Lenabasum Study for Systemic Sclerosis Does Not Meet Primary Endpoint

Corbus Pharmaceuticals has announced topline results from the 52-week Phase 3 RESOLVE-1 study of lenabasum in patients with diffuse cutaneous systemic sclerosis (SSc). SSc is a rare and life-threatening multi-system autoimmune disease for which there are currently no U.S. Food and Drug Administration (FDA)-approved treatments for overall disease.

Topline data showed no significant differences in the primary and secondary endpoints when comparing lenabasum to placebo, both added to background drug therapy.

For the primary endpoint, the median American College of Rheumatology Combined Response Index for Systemic Sclerosis (ACR CRISS) scores at Week 52 were 0.887 in the placebo arm and 0.888 in the lenabasum 20 mg twice daily arm. ACR CRISS is a composite endpoint that reflects the probability of patient improvement. The maximum achievable ACR CRISS score is 1.0.

RESOLVE-1 is the first 52-week, randomized, placebo-controlled Phase 3 trial that tested the efficacy and safety of lenabasum in 365 patients with diffuse cutaneous SSc in a multinational, double-blind, randomized, placebo-controlled study, with dosing of lenabasum at 20 mg twice daily, lenabasum at 5 mg twice daily, or placebo twice daily for 52 weeks. The majority of enrolled patients (84%) were receiving background immunosuppressive drugs, reflecting recent trends in clinical practice.

Similar proportions of placebo-treated and lenabasum-treated subjects had at least one treatment emergent adverse event (AEs), 86.2% in the placebo arm and 91.7% in the lenabasum 20 mg twice daily arm. Serious AEs occurred in 14.6% of subjects in the control arm and 9.2% of subjects in the lenabasum 20 mg twice daily arm. Severe AEs occurred in 13% of subjects in the control arm and 5.8% of subjects in the lenabasum arm. No subjects receiving lenabasum withdrew from the study because of an AE-related to study drug. Lenabasum treatment was well-tolerated in this study. No evidence of lenabasum-related immunosuppression or new safety signals for lenabasum were observed.

Further analyses of these data are underway, and once Corbus has a fuller understanding of the data, the Company would like to engage with the FDA to determine potential next steps in this clinical development program. The data will be presented at upcoming medical conferences.

“We are surprised and deeply disappointed that the RESOLVE-1 trial did not meet its primary endpoint.

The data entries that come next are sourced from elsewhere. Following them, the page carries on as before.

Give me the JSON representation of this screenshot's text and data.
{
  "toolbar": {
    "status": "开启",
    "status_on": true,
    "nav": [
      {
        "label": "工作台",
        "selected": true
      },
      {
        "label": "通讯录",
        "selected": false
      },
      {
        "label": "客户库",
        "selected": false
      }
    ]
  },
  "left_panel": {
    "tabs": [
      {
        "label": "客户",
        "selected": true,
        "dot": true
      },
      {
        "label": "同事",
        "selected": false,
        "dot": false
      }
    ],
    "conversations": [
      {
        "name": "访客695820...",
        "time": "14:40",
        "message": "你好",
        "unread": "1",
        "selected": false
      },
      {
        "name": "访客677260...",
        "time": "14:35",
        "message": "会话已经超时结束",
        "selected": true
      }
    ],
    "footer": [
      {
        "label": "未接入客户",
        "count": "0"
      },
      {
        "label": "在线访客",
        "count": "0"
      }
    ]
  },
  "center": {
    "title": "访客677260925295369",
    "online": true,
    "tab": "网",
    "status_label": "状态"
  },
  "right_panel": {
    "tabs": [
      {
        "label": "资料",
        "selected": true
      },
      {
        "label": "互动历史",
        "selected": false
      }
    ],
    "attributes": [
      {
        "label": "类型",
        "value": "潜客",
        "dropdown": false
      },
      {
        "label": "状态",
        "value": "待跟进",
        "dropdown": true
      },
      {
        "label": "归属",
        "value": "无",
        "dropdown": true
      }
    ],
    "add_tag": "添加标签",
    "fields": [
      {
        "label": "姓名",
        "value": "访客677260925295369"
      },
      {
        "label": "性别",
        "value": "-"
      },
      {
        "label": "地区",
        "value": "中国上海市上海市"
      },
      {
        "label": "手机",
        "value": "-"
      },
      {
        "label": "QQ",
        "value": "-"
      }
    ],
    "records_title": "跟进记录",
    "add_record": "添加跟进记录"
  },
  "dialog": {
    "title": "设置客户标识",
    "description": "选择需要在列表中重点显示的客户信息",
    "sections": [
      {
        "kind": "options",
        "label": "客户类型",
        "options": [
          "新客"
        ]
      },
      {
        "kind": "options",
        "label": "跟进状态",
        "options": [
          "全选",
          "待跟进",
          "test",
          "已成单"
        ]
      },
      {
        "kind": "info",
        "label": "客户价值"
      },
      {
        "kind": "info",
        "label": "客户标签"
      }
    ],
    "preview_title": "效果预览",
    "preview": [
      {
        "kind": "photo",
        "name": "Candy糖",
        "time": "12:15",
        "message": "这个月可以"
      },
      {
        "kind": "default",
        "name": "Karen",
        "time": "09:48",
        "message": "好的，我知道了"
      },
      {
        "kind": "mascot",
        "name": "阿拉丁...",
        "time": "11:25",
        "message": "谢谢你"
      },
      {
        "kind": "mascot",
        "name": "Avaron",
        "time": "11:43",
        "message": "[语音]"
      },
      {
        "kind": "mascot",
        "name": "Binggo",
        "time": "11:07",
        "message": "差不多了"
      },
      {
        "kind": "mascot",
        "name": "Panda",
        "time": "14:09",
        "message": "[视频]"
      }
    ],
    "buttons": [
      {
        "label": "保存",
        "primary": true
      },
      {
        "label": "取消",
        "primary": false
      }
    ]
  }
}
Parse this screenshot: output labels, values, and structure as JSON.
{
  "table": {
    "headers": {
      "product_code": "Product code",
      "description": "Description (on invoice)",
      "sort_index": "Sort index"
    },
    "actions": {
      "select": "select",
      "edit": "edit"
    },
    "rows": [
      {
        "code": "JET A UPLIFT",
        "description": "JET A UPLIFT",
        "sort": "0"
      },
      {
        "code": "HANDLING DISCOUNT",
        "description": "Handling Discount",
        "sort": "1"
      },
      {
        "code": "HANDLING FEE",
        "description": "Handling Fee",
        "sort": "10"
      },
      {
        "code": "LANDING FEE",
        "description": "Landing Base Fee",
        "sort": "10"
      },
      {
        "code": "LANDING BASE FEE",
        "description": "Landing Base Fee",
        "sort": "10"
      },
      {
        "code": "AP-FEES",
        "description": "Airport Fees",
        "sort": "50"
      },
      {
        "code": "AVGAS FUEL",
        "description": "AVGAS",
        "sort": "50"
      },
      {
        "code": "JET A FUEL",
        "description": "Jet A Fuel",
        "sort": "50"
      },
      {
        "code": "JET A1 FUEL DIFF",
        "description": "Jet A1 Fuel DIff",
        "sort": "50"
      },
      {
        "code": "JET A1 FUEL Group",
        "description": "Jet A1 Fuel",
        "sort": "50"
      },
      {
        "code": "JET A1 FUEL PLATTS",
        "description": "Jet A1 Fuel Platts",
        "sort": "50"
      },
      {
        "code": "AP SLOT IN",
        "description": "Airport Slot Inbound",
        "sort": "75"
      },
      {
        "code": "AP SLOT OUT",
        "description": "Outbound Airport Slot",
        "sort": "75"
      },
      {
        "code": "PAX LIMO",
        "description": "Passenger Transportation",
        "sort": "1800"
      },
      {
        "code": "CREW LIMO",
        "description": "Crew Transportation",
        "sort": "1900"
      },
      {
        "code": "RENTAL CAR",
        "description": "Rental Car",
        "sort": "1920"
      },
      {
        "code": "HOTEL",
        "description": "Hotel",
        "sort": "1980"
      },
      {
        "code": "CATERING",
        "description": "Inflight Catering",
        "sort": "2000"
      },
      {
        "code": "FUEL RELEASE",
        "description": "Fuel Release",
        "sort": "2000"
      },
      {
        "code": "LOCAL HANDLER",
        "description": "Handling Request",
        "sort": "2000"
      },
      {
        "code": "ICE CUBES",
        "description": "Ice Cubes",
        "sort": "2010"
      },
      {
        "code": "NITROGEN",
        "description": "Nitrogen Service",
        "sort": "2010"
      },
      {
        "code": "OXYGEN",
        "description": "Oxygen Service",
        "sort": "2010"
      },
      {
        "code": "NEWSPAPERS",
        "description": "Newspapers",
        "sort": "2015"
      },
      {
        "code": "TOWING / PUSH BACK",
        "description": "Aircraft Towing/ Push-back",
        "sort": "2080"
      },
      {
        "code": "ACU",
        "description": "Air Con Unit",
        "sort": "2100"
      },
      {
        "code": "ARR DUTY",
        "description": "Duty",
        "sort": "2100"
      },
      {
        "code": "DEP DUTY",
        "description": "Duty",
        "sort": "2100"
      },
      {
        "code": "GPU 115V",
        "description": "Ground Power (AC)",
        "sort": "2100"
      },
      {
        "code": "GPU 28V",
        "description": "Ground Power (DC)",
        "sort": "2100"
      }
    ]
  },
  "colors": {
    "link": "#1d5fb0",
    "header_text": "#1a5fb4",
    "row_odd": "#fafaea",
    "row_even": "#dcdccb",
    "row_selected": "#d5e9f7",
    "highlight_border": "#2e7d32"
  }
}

I would like to extend my gratitude to the participants in the study and the clinical staff at the study sites, as well as to the Corbus employees, for their hard work and dedication. We now look forward to upcoming topline results from our study of lenabasum in patients with cystic fibrosis,” Yuval Cohen, Ph.D., Chief Executive Officer of Corbus said.

Lenabasum was granted Orphan Drug designation and Fast Track designation for the treatment of SSc from the FDA and Orphan Designation for the treatment of SSc from the European Medicines Agency. Lenabasum is currently being evaluated in a Phase 3 DETERMINE study in dermatomyositis, a Phase 2 study in systemic lupus erythematosus, and a Phase 2b study in cystic fibrosis.

Systemic sclerosis, a form of scleroderma, is a chronic, rare, debilitating autoimmune disease affecting approximately 200,000 people in the North America, EU and Japan. Systemic sclerosis is considered one of the most life-threatening rheumatic diseases. The disease affects affects the skin and internal organs and is driven by inflammation and fibrosis (scarring of tissue) which can lead to severe damage and failure of multiple organs including the skin, joints, tendons, gastrointestinal tract, lungs, heart, blood vessels and kidneys. There is no cure for systemic sclerosis, and current treatments address the clinical manifestations of the disease, not the underlying mechanisms that drive inflammation and fibrosis.